Friday, April 3, 2009

Using the EC2 Hadoop Cluster (and S3).

A previous post describes how to get going and start and EC2 Hadoop cluster. Now, we'll see how it can be used.

The "hadoop-ec2" command can be used to interact with your cluster; type it in to see the help prompt that will describe some uses. Some handy things are
 hadoop-ec2 push my-cluster filename

to copy a file to the cluster (though as we'll see later, you could use S3 later to move files around) and
 hadoop-ec2 login my-cluster

to open a ssh terminal to the master machine on the cluster.
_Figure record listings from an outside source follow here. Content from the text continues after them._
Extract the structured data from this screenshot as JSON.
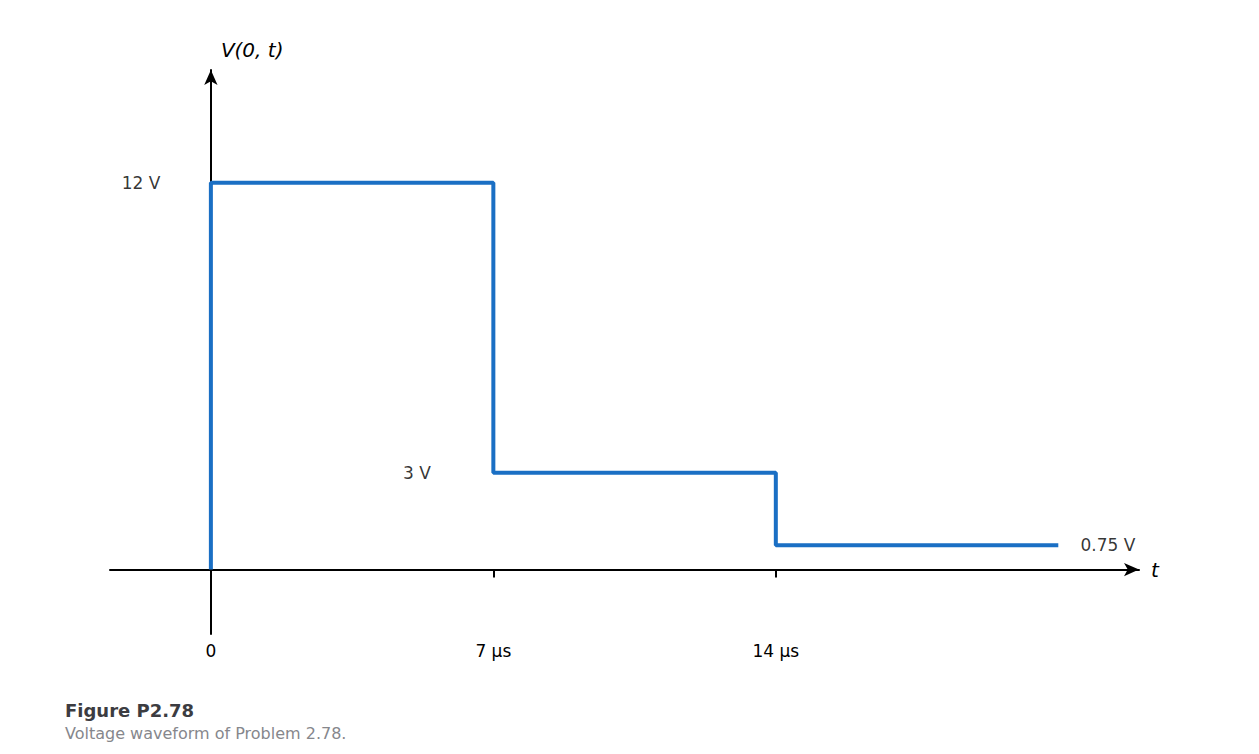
{
  "chart_data": {
    "type": "line",
    "title": "Figure P2.78",
    "subtitle": "Voltage waveform of Problem 2.78.",
    "x_label": "t",
    "y_label": "V(0, t)",
    "x": [
      0,
      0,
      7,
      7,
      14,
      14,
      21
    ],
    "values": [
      0,
      12,
      12,
      3,
      3,
      0.75,
      0.75
    ],
    "color": "#1a6fc4",
    "xlim": [
      -2.5,
      23
    ],
    "ylim": [
      -2.0,
      15.5
    ],
    "xticks": [
      0,
      {
        "value": 7,
        "label": "7 μs"
      },
      {
        "value": 14,
        "label": "14 μs"
      }
    ],
    "tick_labels": "x",
    "grid": false,
    "annotations": [
      {
        "text": "12 V",
        "x": -1.2,
        "y": 12.0
      },
      {
        "text": "3 V",
        "x": 5.5,
        "y": 3.0
      },
      {
        "text": "0.75 V",
        "x": 21.5,
        "y": 0.75
      }
    ]
  }
}
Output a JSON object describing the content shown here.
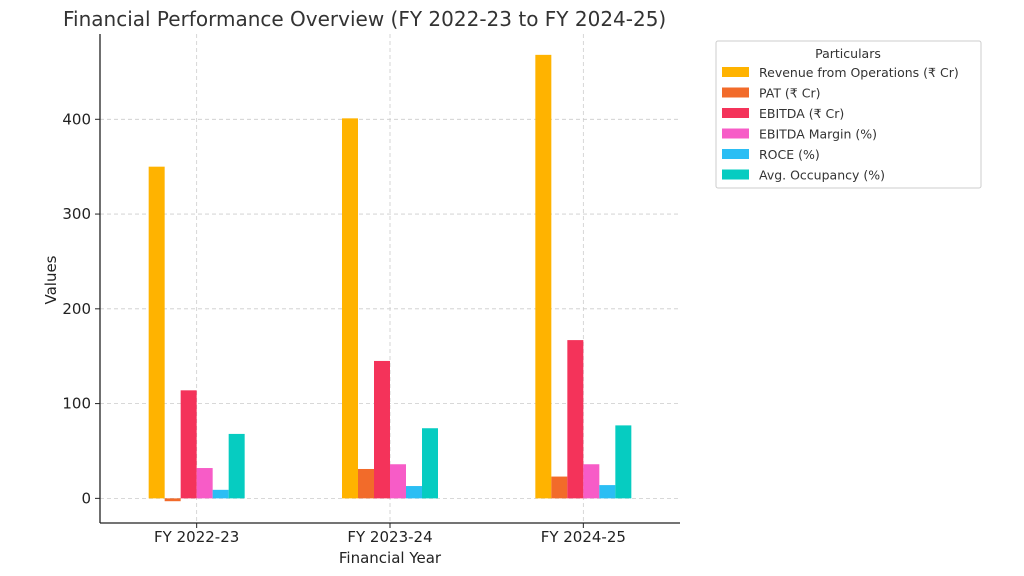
{
  "chart_data": {
    "type": "bar",
    "title": "Financial Performance Overview (FY 2022-23 to FY 2024-25)",
    "xlabel": "Financial Year",
    "ylabel": "Values",
    "categories": [
      "FY 2022-23",
      "FY 2023-24",
      "FY 2024-25"
    ],
    "ylim": [
      -26,
      490
    ],
    "yticks": [
      0,
      100,
      200,
      300,
      400
    ],
    "grid": true,
    "legend": {
      "title": "Particulars",
      "position": "outside-top-right"
    },
    "series": [
      {
        "name": "Revenue from Operations (₹ Cr)",
        "color": "#FFB300",
        "values": [
          350,
          401,
          468
        ]
      },
      {
        "name": "PAT (₹ Cr)",
        "color": "#F26B2A",
        "values": [
          -3,
          31,
          23
        ]
      },
      {
        "name": "EBITDA (₹ Cr)",
        "color": "#F4335A",
        "values": [
          114,
          145,
          167
        ]
      },
      {
        "name": "EBITDA Margin (%)",
        "color": "#F75CC7",
        "values": [
          32,
          36,
          36
        ]
      },
      {
        "name": "ROCE (%)",
        "color": "#2BBEF4",
        "values": [
          9,
          13,
          14
        ]
      },
      {
        "name": "Avg. Occupancy (%)",
        "color": "#06CCC1",
        "values": [
          68,
          74,
          77
        ]
      }
    ]
  }
}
OK, suppose you actually want to do a job. For now, use "hadoop-ec2 push" to transfer all the required files to the cluster, login to the cluster and use the 'hadoop' command to execute tasks, just as you would on a local machine. For example, if you wanted to run a provided example, you could login into the master and run
 hadoop jar /usr/local/hadoop-0.19.0/hadoop-0.19.0-examples.jar pi 4 10000 


Suppose you want to do some real work. Since you're using hadoop, you probably have some big files and repeatedly copying them from your machine to the cluster is a bad idea; furthermore, they may not even fit on the cluster master. Not to worry -- that's what S3 is for! Hadoop has a built-in interface to S3: you refer to files on S3 as
s3n://AWS_ID:AWS_SECRET_KEY@bucket/filename

So, you can list all the files in a bucket by
hadoop fs -ls s3n://AWS_ID:AWS_SECRET_KEY@bucket 

and copy all the files in the bucket to HDFS (using your cluster to distribute the work) by
hadoop distcp s3n://AWS_ID:AWS_SECRET_KEY@bucket/ newDir

which will place all the files on HDFS, in a directory called newDir. If you reverse the two last options, it'll copy files over from HDFS to S3, so you can use them later.

If your secret key contains a slash, you will have problems; two possible options are to regenerate a key or edit the
conf/hadoop-site.xml

file and add

<property>
<name>fs.s3n.awsAccessKeyId </name>
<value>YOUR_ACCESS_KEY_ID</value>
</property>

<property>
<name>fs.s3n.awsSecretAccessKey</name>
<value>THE_KEY_ITSELF</value>
</property>


and you won't need to specify the id/key on the command line.

If some of your files are too big to fit on S3 directly (greater than 5gb in size), you can use the s3:// instead of s3n:// and Hadoop will automatically split them, but all the files will then be stored in a special hadoop-only block format and you won't be able to access them using other tools.

4 comments:

  1. Regarding slashes, the lash can be replaces with %2F

    ReplyDelete
  2. Stupid comment: distcp won't copy directories when destination folder already exists. Why should hadoop do it, no?

    ReplyDelete
  3. This comment has been removed by the author.

    ReplyDelete
  4. Any secret tips or hints? I can't get this to fully work. For example:

    # bin/hadoop fs -ls s3n://dwh-hdfs-test/tmp
    ls: org.jets3t.service.S3ServiceException: S3 HEAD request failed for '/tmp' - ResponseCode=403, ResponseMessage=Forbidden

    But the namenode -format comand was able to set up the directories+files on S3... I'm baffled...

    ReplyDelete